US-China relations & the Indo-Pacific
Lesson 4 of 8: US-China relations from normalization to strategic competition, and the contest over the Indo-Pacific, framed for the Guokao international section.
From Normalization to Strategic Competition
US-China relations rest on three foundational instruments that every Guokao candidate must name precisely. First, the Shanghai Communiqué of 28 February 1972, issued after President Richard Nixon's visit, in which Washington acknowledged that "all Chinese on either side of the Taiwan Strait maintain there is but one China and that Taiwan is a part of China." Second, the Joint Communiqué on the Establishment of Diplomatic Relations, effective 1 January 1979, by which the United States recognized the People's Republic of China as the sole legal government of China and severed formal ties with Taipei.
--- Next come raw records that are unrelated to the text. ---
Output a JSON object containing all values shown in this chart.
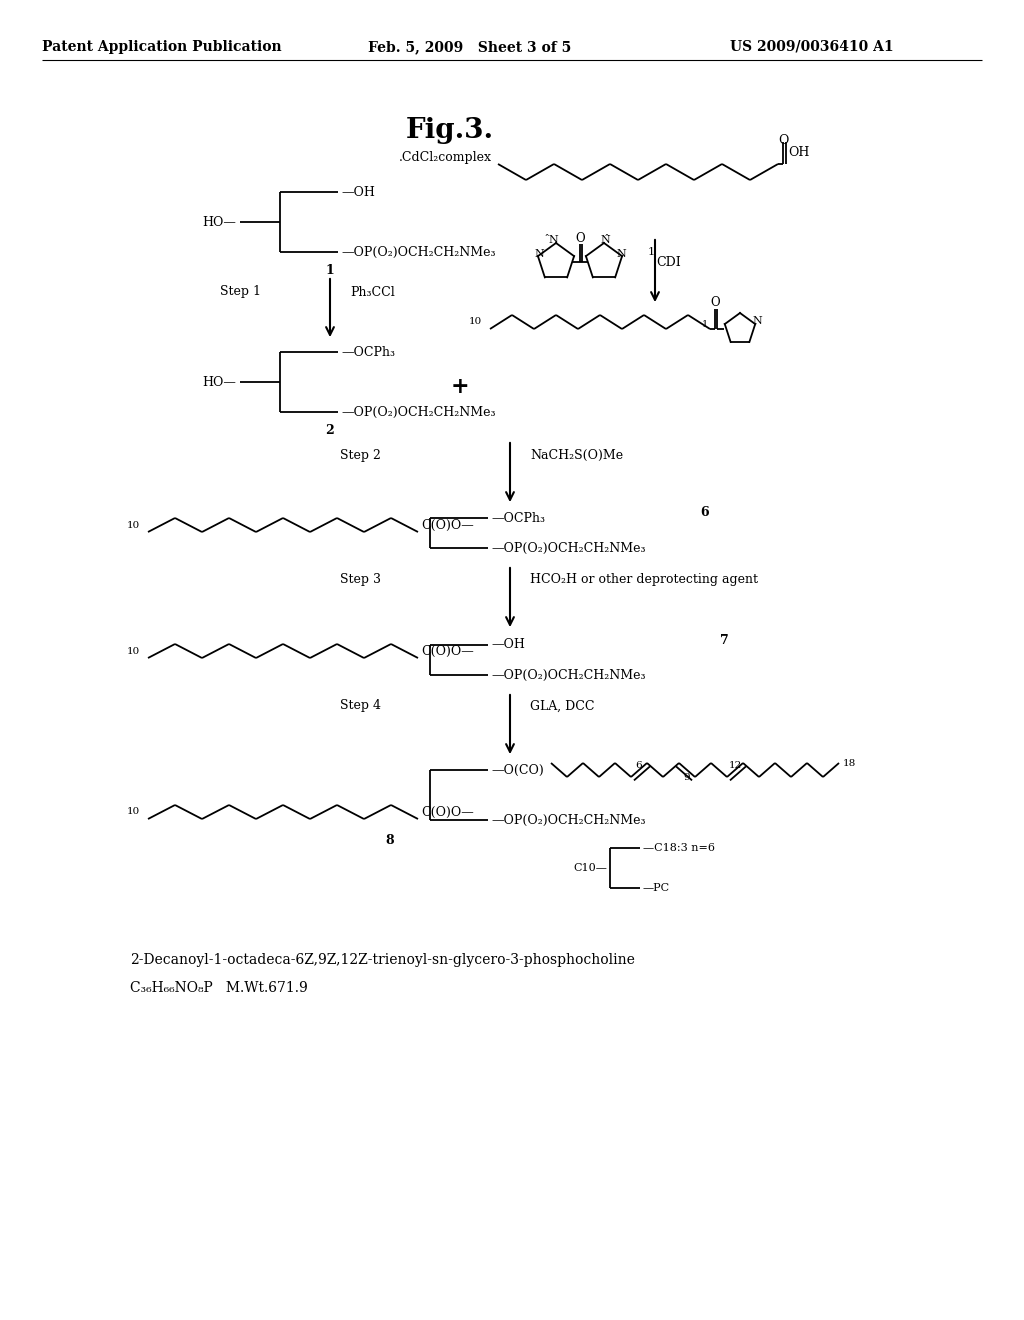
{
  "bg": "#ffffff",
  "header_left": "Patent Application Publication",
  "header_mid": "Feb. 5, 2009   Sheet 3 of 5",
  "header_right": "US 2009/0036410 A1",
  "fig_title": "Fig.3.",
  "cdcl2": ".CdCl₂complex",
  "step1": "Step 1",
  "step1_reagent": "Ph₃CCl",
  "step2": "Step 2",
  "step2_reagent": "NaCH₂S(O)Me",
  "step3": "Step 3",
  "step3_reagent": "HCO₂H or other deprotecting agent",
  "step4": "Step 4",
  "step4_reagent": "GLA, DCC",
  "CDI": "CDI",
  "CDI_num": "1",
  "OH": "—OH",
  "HO": "HO—",
  "PC_chain": "—OP(O₂)OCH₂CH₂NMe₃",
  "OCPh3": "—OCPh₃",
  "COO": "C(O)O—",
  "OCO": "—O(CO)",
  "plus": "+",
  "n10": "10",
  "n1": "1",
  "n6": "6",
  "n9": "9",
  "n12": "12",
  "n18": "18",
  "comp1": "1",
  "comp2": "2",
  "comp6": "6",
  "comp7": "7",
  "comp8": "8",
  "C18_label": "—C18:3 n=6",
  "C10_label": "C10—",
  "PC_label": "—PC",
  "name": "2-Decanoyl-1-octadeca-6Z,9Z,12Z-trienoyl-sn-glycero-3-phosphocholine",
  "formula": "C₃₆H₆₆NO₈P   M.Wt.671.9"
}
Third, the 17 August 1982 Communiqué, in which Washington stated it intended gradually to reduce arms sales to Taiwan. These three documents constitute Beijing's "three joint communiqués," the bedrock of its position.
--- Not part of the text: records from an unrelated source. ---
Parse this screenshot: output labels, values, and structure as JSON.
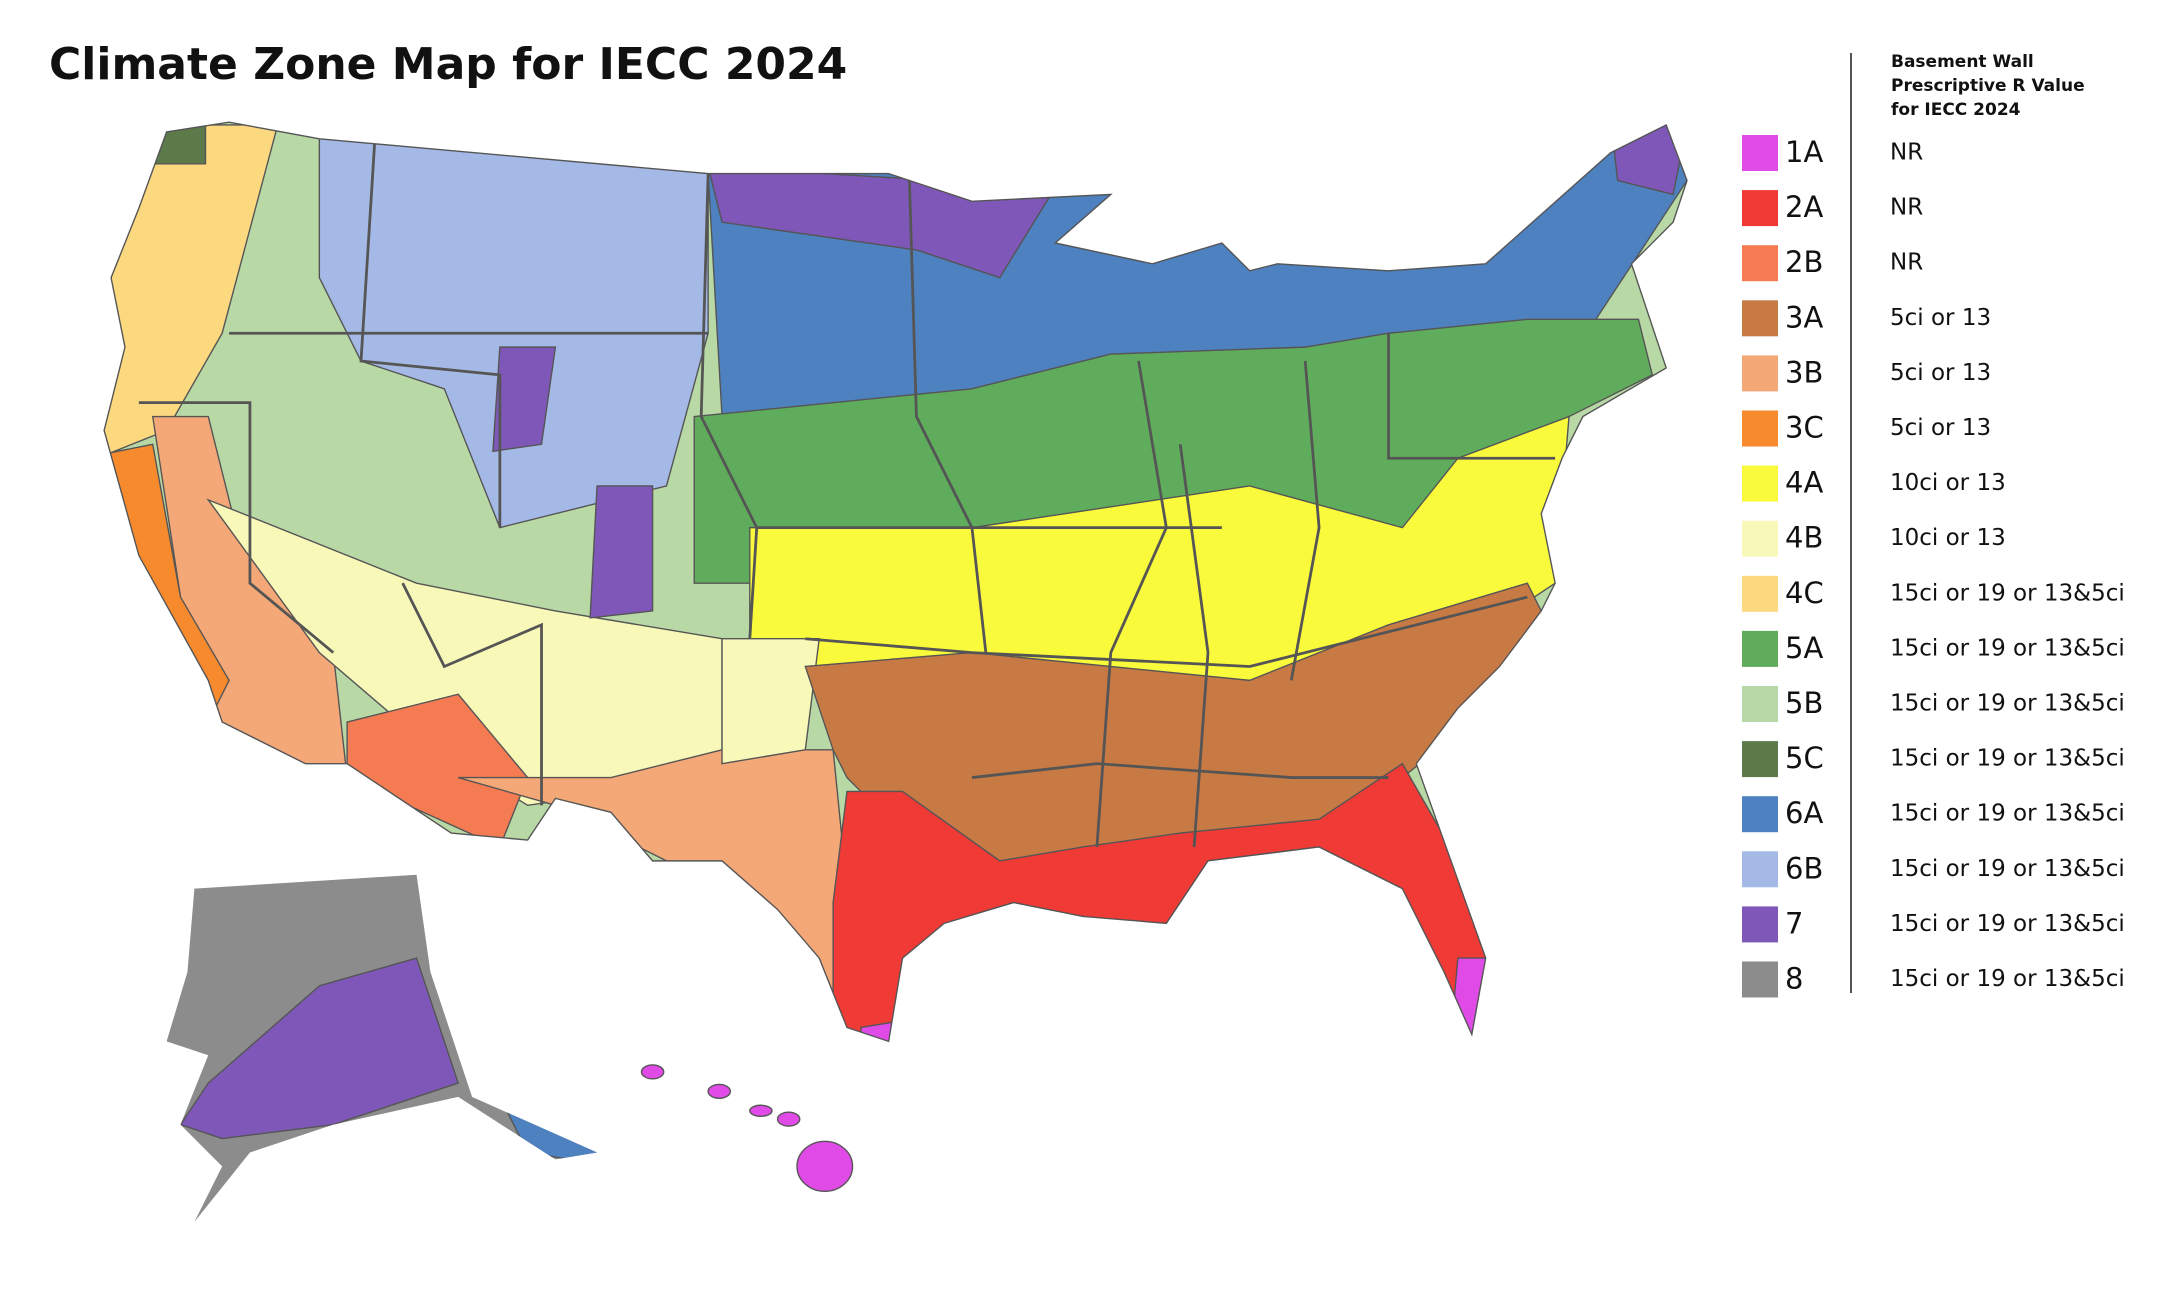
{
  "title": "Climate Zone Map for IECC 2024",
  "legend": {
    "header": [
      "Basement Wall",
      "Prescriptive R Value",
      "for IECC 2024"
    ],
    "items": [
      {
        "zone": "1A",
        "color": "#e04be8",
        "r_value": "NR"
      },
      {
        "zone": "2A",
        "color": "#f03a36",
        "r_value": "NR"
      },
      {
        "zone": "2B",
        "color": "#f57c52",
        "r_value": "NR"
      },
      {
        "zone": "3A",
        "color": "#c87a44",
        "r_value": "5ci or 13"
      },
      {
        "zone": "3B",
        "color": "#f4a877",
        "r_value": "5ci or 13"
      },
      {
        "zone": "3C",
        "color": "#f88a2e",
        "r_value": "5ci or 13"
      },
      {
        "zone": "4A",
        "color": "#fafa3c",
        "r_value": "10ci or 13"
      },
      {
        "zone": "4B",
        "color": "#f8f8b8",
        "r_value": "10ci or 13"
      },
      {
        "zone": "4C",
        "color": "#fcd97e",
        "r_value": "15ci or 19 or 13&5ci"
      },
      {
        "zone": "5A",
        "color": "#5fac5c",
        "r_value": "15ci or 19 or 13&5ci"
      },
      {
        "zone": "5B",
        "color": "#b8d8a6",
        "r_value": "15ci or 19 or 13&5ci"
      },
      {
        "zone": "5C",
        "color": "#5c7a4a",
        "r_value": "15ci or 19 or 13&5ci"
      },
      {
        "zone": "6A",
        "color": "#4e81c0",
        "r_value": "15ci or 19 or 13&5ci"
      },
      {
        "zone": "6B",
        "color": "#a4b9e6",
        "r_value": "15ci or 19 or 13&5ci"
      },
      {
        "zone": "7",
        "color": "#7e57b8",
        "r_value": "15ci or 19 or 13&5ci"
      },
      {
        "zone": "8",
        "color": "#8c8c8c",
        "r_value": "15ci or 19 or 13&5ci"
      }
    ]
  }
}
The United States balances them against the Taiwan Relations Act (Public Law 96-8, 10 April 1979) and the Six Assurances of 1982, which together commit Washington to provide Taiwan defensive arms and to maintain the capacity to resist coercion. Beijing rejects the TRA as a violation of the communiqués. This asymmetry—China's "one China principle" versus Washington's "one China policy"—is a high-yield distinction for the exam.
The Pivot and the Trade War
Engagement defined the era from Deng Xiaoping's 1979 visit through China's WTO accession on 11 December 2001. The turn came with the Obama administration's "Pivot to Asia" (rebalance), announced 2011, articulated by Secretary Hillary Clinton in Foreign Policy ("America's Pacific Century"). The Trump administration's National Security Strategy of December 2017 formally designated China a "strategic competitor" and "revisionist power," ending the bipartisan engagement consensus. The trade war followed: Section 301 tariffs from 2018, the Phase One trade deal of 15 January 2020, and export controls targeting Huawei and SMIC.
The Biden administration sustained competition while adding "guardrails," codified in the CHIPS and Science Act (9 August 2022) and the 7 October 2022 semiconductor export controls. The framing crystallized as "invest, align, compete" (Secretary Antony Blinken, May 2022) and "de-risking, not decoupling" (adopted at the 2023 G7 Hiroshima Summit). Flashpoints include the August 2022 Pelosi visit to Taiwan, which triggered PLA live-fire exercises encircling the island, and the February 2023 balloon incident. The Woodside summit (Xi-Biden, 15 November 2023) restored military-to-military communication.
Candidates should retain the conceptual vocabulary: Graham Allison's "Thucydides Trap" (2017), Beijing's framing of a "new type of major-country relations" (proposed by Xi, 2013), and the demand for relations built on "mutual respect, peaceful coexistence, and win-win cooperation."